Impulsionado por um histeria de guerra, o governo americano assinou a Ordem Executiva 9066, em 19/01/42, pouco mais de um mês após os ataques.

Mas, no que consistia tal “ordem”?

Ela simplesmente permitia a detenção de americanos de origem japonesa em campos de internamento (ou, concentração). Cabe ressaltar que não eram campos de trabalho forçado e extermínio como os dos nazistas… não vá confundir. Eles “apenas” ficavam presos.

E é nesse ponto que a história de George Takei se cruza com a história da guerra. Ele, juntamente com sua família, foi enviado para um dos campos de concentração espalhados pelos EUA. Assim como cerca de 120 mil nipo-americanos!

Eles nos chamavam de inimigo

Takei, com uma pegada bem autobiográfica, nos conta como foi passar parte da infância por trás das cercas de arame farpado; é um relato bem sincero, comovente e inocente de uma criança, que não tinha a menor ideia do que estava acontecendo.

A família Takei contava com 5 membros. Pai, mãe, George e mais dois irmãos mais novos. E uma das coisas mais bonitas dessa obra é ver a forma como os pais “protegiam” as crianças. É notável o esforço que eles colocavam para tentar preservar a infância dos filhos e afastá-los dos problemas maiores. Se você curtiu o clássico “A vida é bela” vai entender bem do que estou falando… é nessa linha.

O gibi ainda nos relata a relação que George tinha com seu pai e como as atitudes e ensinamentos dele ecoaram em sua vida.

Eles nos chamavam de inimigo

O roteiro, desenvolvido por Takei, Justin Eisinger e Steven Scott é muito bem amarrado, e passeia entre o presente e passado, por meio de recordatórios. Você sente a injustiça e se inflama ao notar o racismo impregnado! A cada informação apresentada, o desespero se torna maior.

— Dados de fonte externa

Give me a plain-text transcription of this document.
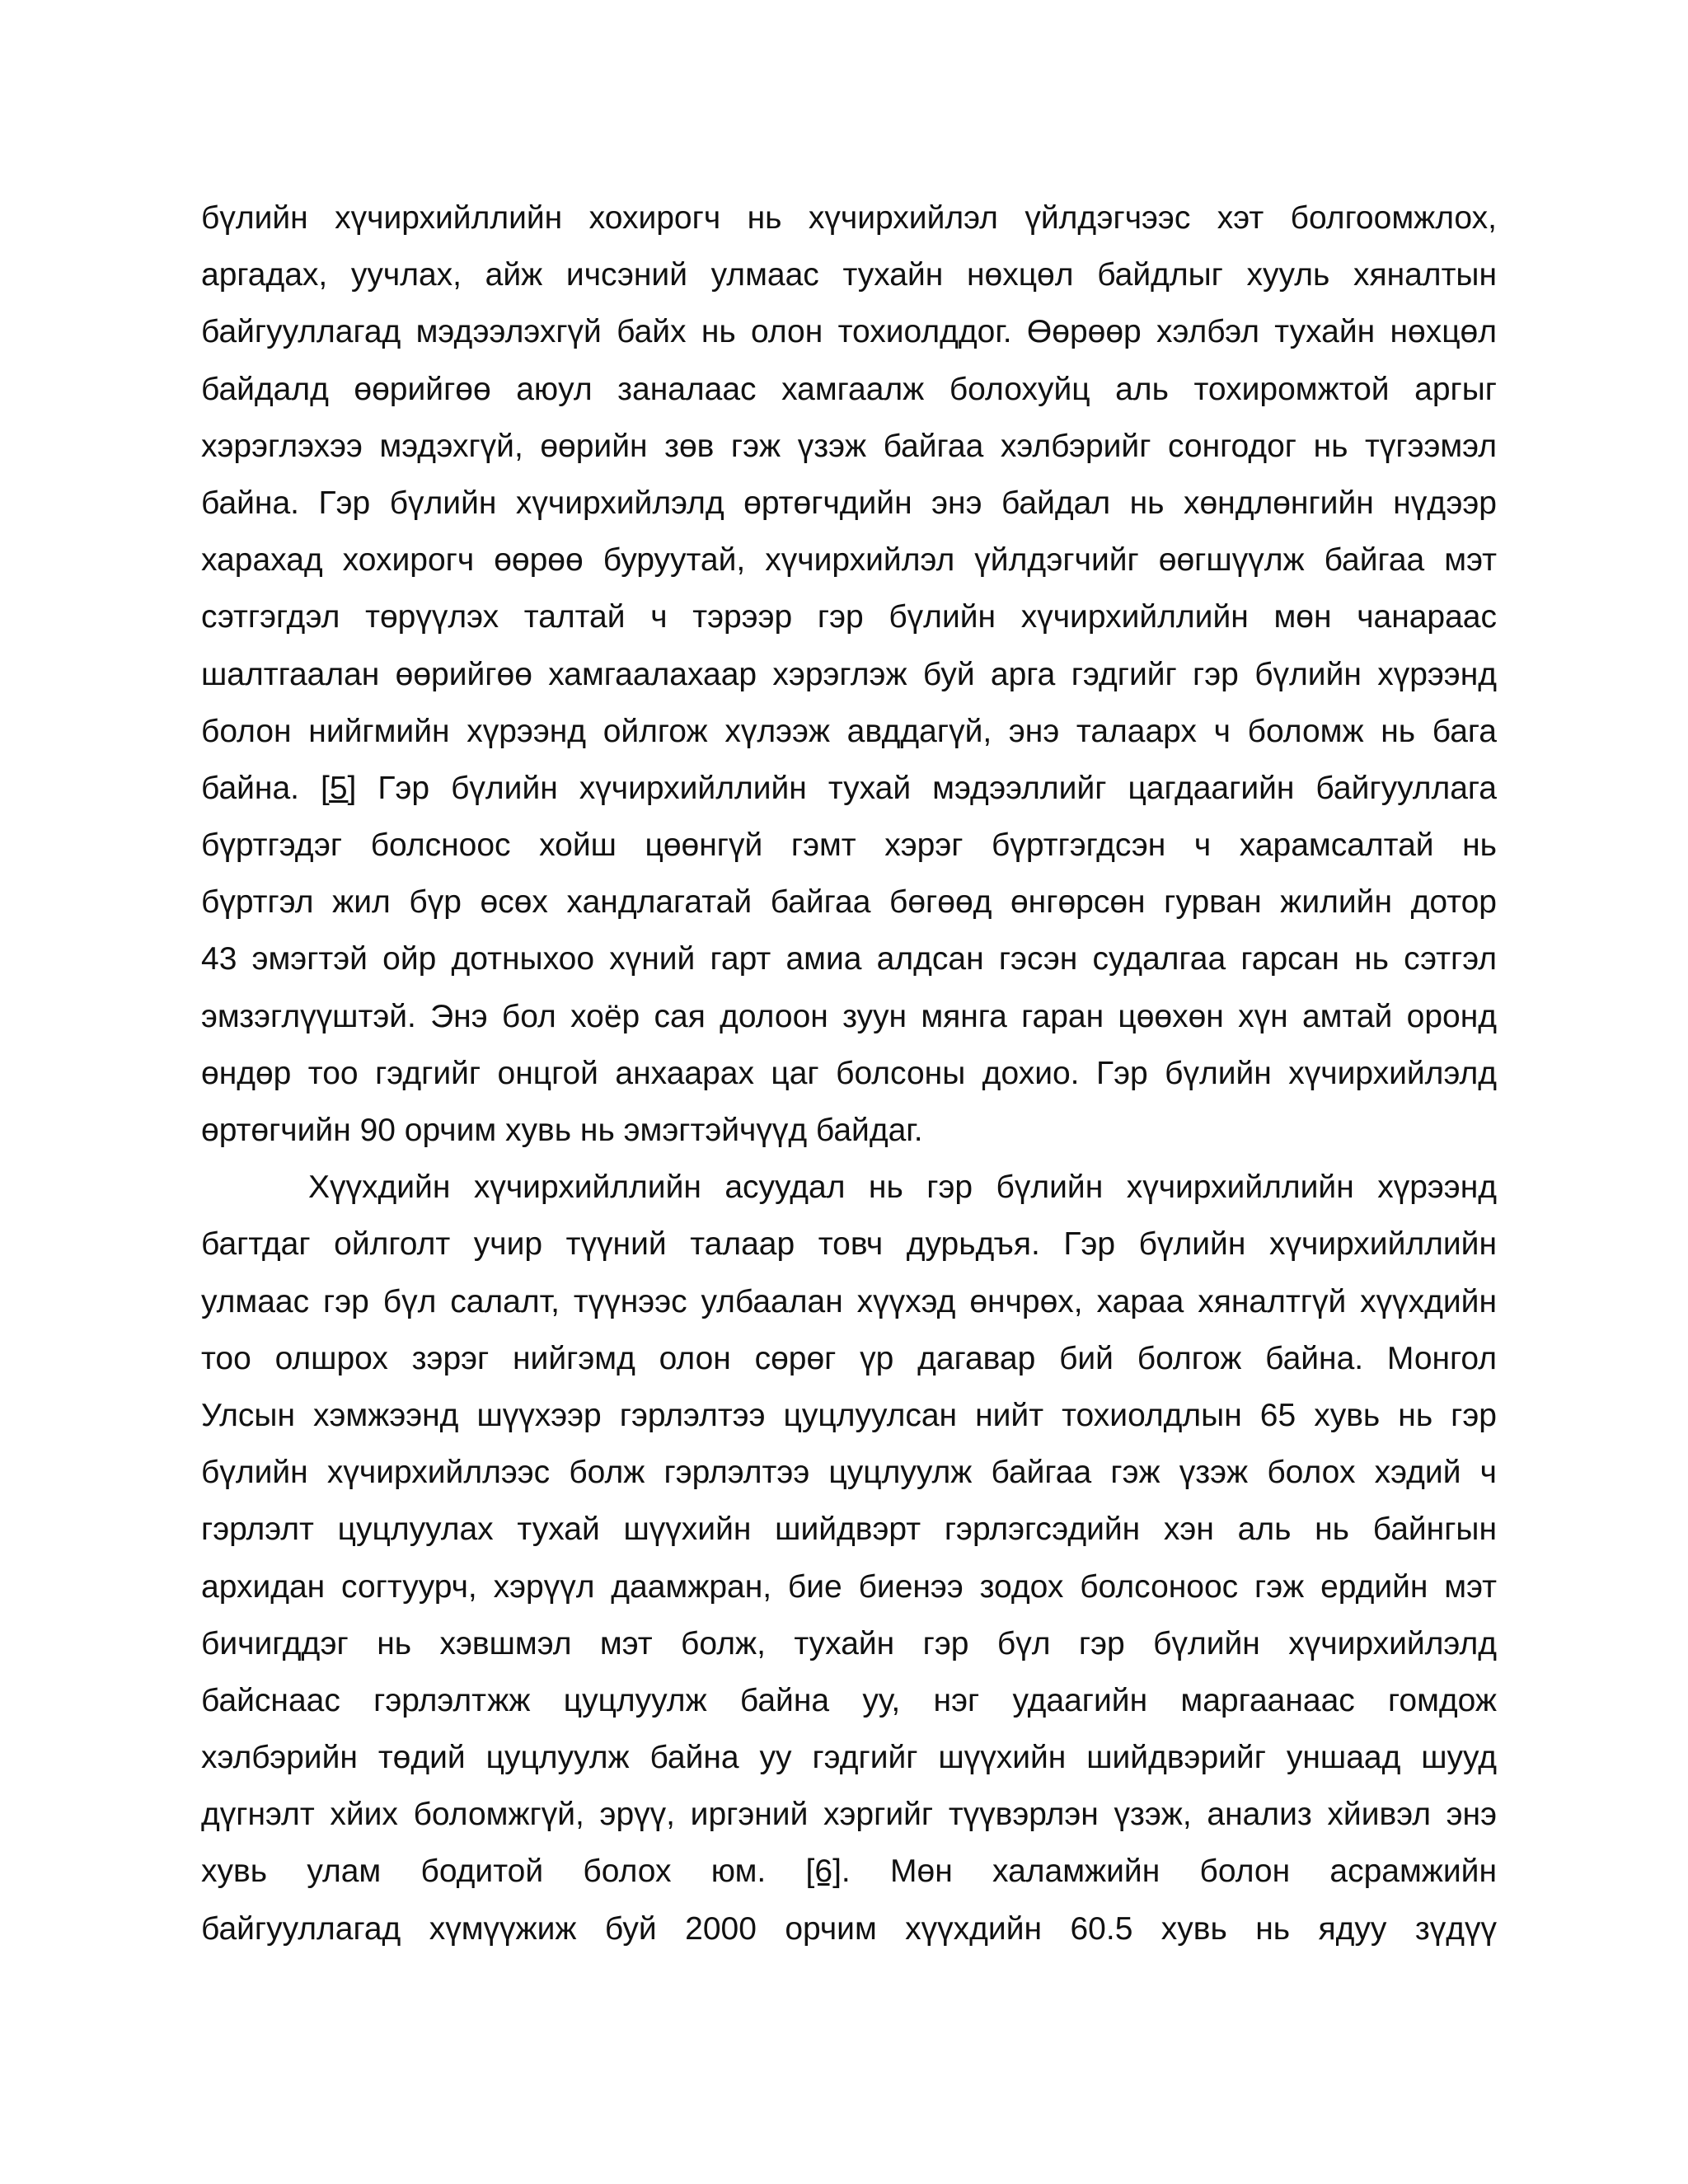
бүлийн хүчирхийллийн хохирогч нь хүчирхийлэл үйлдэгчээс хэт болгоомжлох,
аргадах, уучлах, айж ичсэний улмаас тухайн нөхцөл байдлыг хууль хяналтын
байгууллагад мэдээлэхгүй байх нь олон тохиолддог. Өөрөөр хэлбэл тухайн нөхцөл
байдалд өөрийгөө аюул заналаас хамгаалж болохуйц аль тохиромжтой аргыг
хэрэглэхээ мэдэхгүй, өөрийн зөв гэж үзэж байгаа хэлбэрийг сонгодог нь түгээмэл
байна. Гэр бүлийн хүчирхийлэлд өртөгчдийн энэ байдал нь хөндлөнгийн нүдээр
харахад хохирогч өөрөө буруутай, хүчирхийлэл үйлдэгчийг өөгшүүлж байгаа мэт
сэтгэгдэл төрүүлэх талтай ч тэрээр гэр бүлийн хүчирхийллийн мөн чанараас
шалтгаалан өөрийгөө хамгаалахаар хэрэглэж буй арга гэдгийг гэр бүлийн хүрээнд
болон нийгмийн хүрээнд ойлгож хүлээж авддагүй, энэ талаарх ч боломж нь бага
байна. [5] Гэр бүлийн хүчирхийллийн тухай мэдээллийг цагдаагийн байгууллага
бүртгэдэг болсноос хойш цөөнгүй гэмт хэрэг бүртгэгдсэн ч харамсалтай нь
бүртгэл жил бүр өсөх хандлагатай байгаа бөгөөд өнгөрсөн гурван жилийн дотор
43 эмэгтэй ойр дотныхоо хүний гарт амиа алдсан гэсэн судалгаа гарсан нь сэтгэл
эмзэглүүштэй. Энэ бол хоёр сая долоон зуун мянга гаран цөөхөн хүн амтай оронд
өндөр тоо гэдгийг онцгой анхаарах цаг болсоны дохио. Гэр бүлийн хүчирхийлэлд
өртөгчийн 90 орчим хувь нь эмэгтэйчүүд байдаг.
Хүүхдийн хүчирхийллийн асуудал нь гэр бүлийн хүчирхийллийн хүрээнд
багтдаг ойлголт учир түүний талаар товч дурьдъя. Гэр бүлийн хүчирхийллийн
улмаас гэр бүл салалт, түүнээс улбаалан хүүхэд өнчрөх, хараа хяналтгүй хүүхдийн
тоо олшрох зэрэг нийгэмд олон сөрөг үр дагавар бий болгож байна. Монгол
Улсын хэмжээнд шүүхээр гэрлэлтээ цуцлуулсан нийт тохиолдлын 65 хувь нь гэр
бүлийн хүчирхийллээс болж гэрлэлтээ цуцлуулж байгаа гэж үзэж болох хэдий ч
гэрлэлт цуцлуулах тухай шүүхийн шийдвэрт гэрлэгсэдийн хэн аль нь байнгын
архидан согтуурч, хэрүүл даамжран, бие биенээ зодох болсоноос гэж ердийн мэт
бичигддэг нь хэвшмэл мэт болж, тухайн гэр бүл гэр бүлийн хүчирхийлэлд
байснаас гэрлэлтжж цуцлуулж байна уу, нэг удаагийн маргаанаас гомдож
хэлбэрийн төдий цуцлуулж байна уу гэдгийг шүүхийн шийдвэрийг уншаад шууд
дүгнэлт хйих боломжгүй, эрүү, иргэний хэргийг түүвэрлэн үзэж, анализ хйивэл энэ
хувь улам бодитой болох юм. [6]. Мөн халамжийн болон асрамжийн
байгууллагад хүмүүжиж буй 2000 орчим хүүхдийн 60.5 хувь нь ядуу зүдүү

O ponto baixo para mim foi a arte de Harmony Becker. Não que os desenhos sejam feios ou mal-feitos. Muito pelo contrário. Mas, a meu ver, esse roteiro pedia um desenho mais pesado, mais sujo e que contribuísse com o impacto do texto. É tudo muito limpinho, leve demais e por vezes sem alma.

Há diversos quadros em que a ilustradora resume um possível cenário em simples retículas, que, se fossem mais bem desenvolvidos, com certeza contribuiriam para uma melhor narrativa. Ela desenha no estilão mangá, mas a leitura é feita na orientação ocidental mesmo.

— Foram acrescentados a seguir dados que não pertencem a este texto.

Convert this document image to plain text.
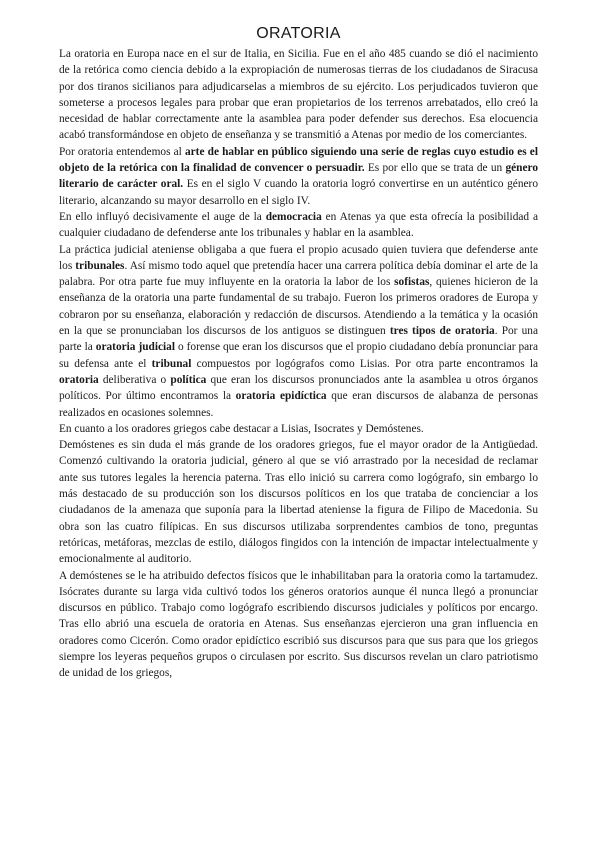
ORATORIA

La oratoria en Europa nace en el sur de Italia, en Sicilia. Fue en el año 485 cuando se dió el nacimiento de la retórica como ciencia debido a la expropiación de numerosas tierras de los ciudadanos de Siracusa por dos tiranos sicilianos para adjudicarselas a miembros de su ejército. Los perjudicados tuvieron que someterse a procesos legales para probar que eran propietarios de los terrenos arrebatados, ello creó la necesidad de hablar correctamente ante la asamblea para poder defender sus derechos. Esa elocuencia acabó transformándose en objeto de enseñanza y se transmitió a Atenas por medio de los comerciantes.

Por oratoria entendemos al arte de hablar en público siguiendo una serie de reglas cuyo estudio es el objeto de la retórica con la finalidad de convencer o persuadir. Es por ello que se trata de un género literario de carácter oral. Es en el siglo V cuando la oratoria logró convertirse en un auténtico género literario, alcanzando su mayor desarrollo en el siglo IV.

En ello influyó decisivamente el auge de la democracia en Atenas ya que esta ofrecía la posibilidad a cualquier ciudadano de defenderse ante los tribunales y hablar en la asamblea.

La práctica judicial ateniense obligaba a que fuera el propio acusado quien tuviera que defenderse ante los tribunales. Así mismo todo aquel que pretendía hacer una carrera política debía dominar el arte de la palabra. Por otra parte fue muy influyente en la oratoria la labor de los sofistas, quienes hicieron de la enseñanza de la oratoria una parte fundamental de su trabajo. Fueron los primeros oradores de Europa y cobraron por su enseñanza, elaboración y redacción de discursos. Atendiendo a la temática y la ocasión en la que se pronunciaban los discursos de los antiguos se distinguen tres tipos de oratoria. Por una parte la oratoria judicial o forense que eran los discursos que el propio ciudadano debía pronunciar para su defensa ante el tribunal compuestos por logógrafos como Lisias. Por otra parte encontramos la oratoria deliberativa o política que eran los discursos pronunciados ante la asamblea u otros órganos políticos. Por último encontramos la oratoria epidíctica que eran discursos de alabanza de personas realizados en ocasiones solemnes.

En cuanto a los oradores griegos cabe destacar a Lisias, Isocrates y Demóstenes.

Demóstenes es sin duda el más grande de los oradores griegos, fue el mayor orador de la Antigüedad. Comenzó cultivando la oratoria judicial, género al que se vió arrastrado por la necesidad de reclamar ante sus tutores legales la herencia paterna. Tras ello inició su carrera como logógrafo, sin embargo lo más destacado de su producción son los discursos políticos en los que trataba de concienciar a los ciudadanos de la amenaza que suponía para la libertad ateniense la figura de Filipo de Macedonia. Su obra son las cuatro filípicas. En sus discursos utilizaba sorprendentes cambios de tono, preguntas retóricas, metáforas, mezclas de estilo, diálogos fingidos con la intención de impactar intelectualmente y emocionalmente al auditorio.

A demóstenes se le ha atribuido defectos físicos que le inhabilitaban para la oratoria como la tartamudez. Isócrates durante su larga vida cultivó todos los géneros oratorios aunque él nunca llegó a pronunciar discursos en público. Trabajo como logógrafo escribiendo discursos judiciales y políticos por encargo. Tras ello abrió una escuela de oratoria en Atenas. Sus enseñanzas ejercieron una gran influencia en oradores como Cicerón. Como orador epidíctico escribió sus discursos para que sus para que los griegos siempre los leyeras pequeños grupos o circulasen por escrito. Sus discursos revelan un claro patriotismo de unidad de los griegos,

Essa obra não se prende apenas em ser um relato do passado, mas se preocupa em relembrar uma parte pouco falada da história americana. O “racismo legalizado” que os nipo-americanos sofreram foi enorme, e é importante que isso seja relembrado para que não se repita, independentemente da cor da pele.

Ela nos mostra o que um povo, movido por ódio e medo do seu semelhante, é capaz de fazer… mesmo que isso infrinja a constituição. É mais um capítulo negro na história da nação conhecida como a maior democracia do mundo livre.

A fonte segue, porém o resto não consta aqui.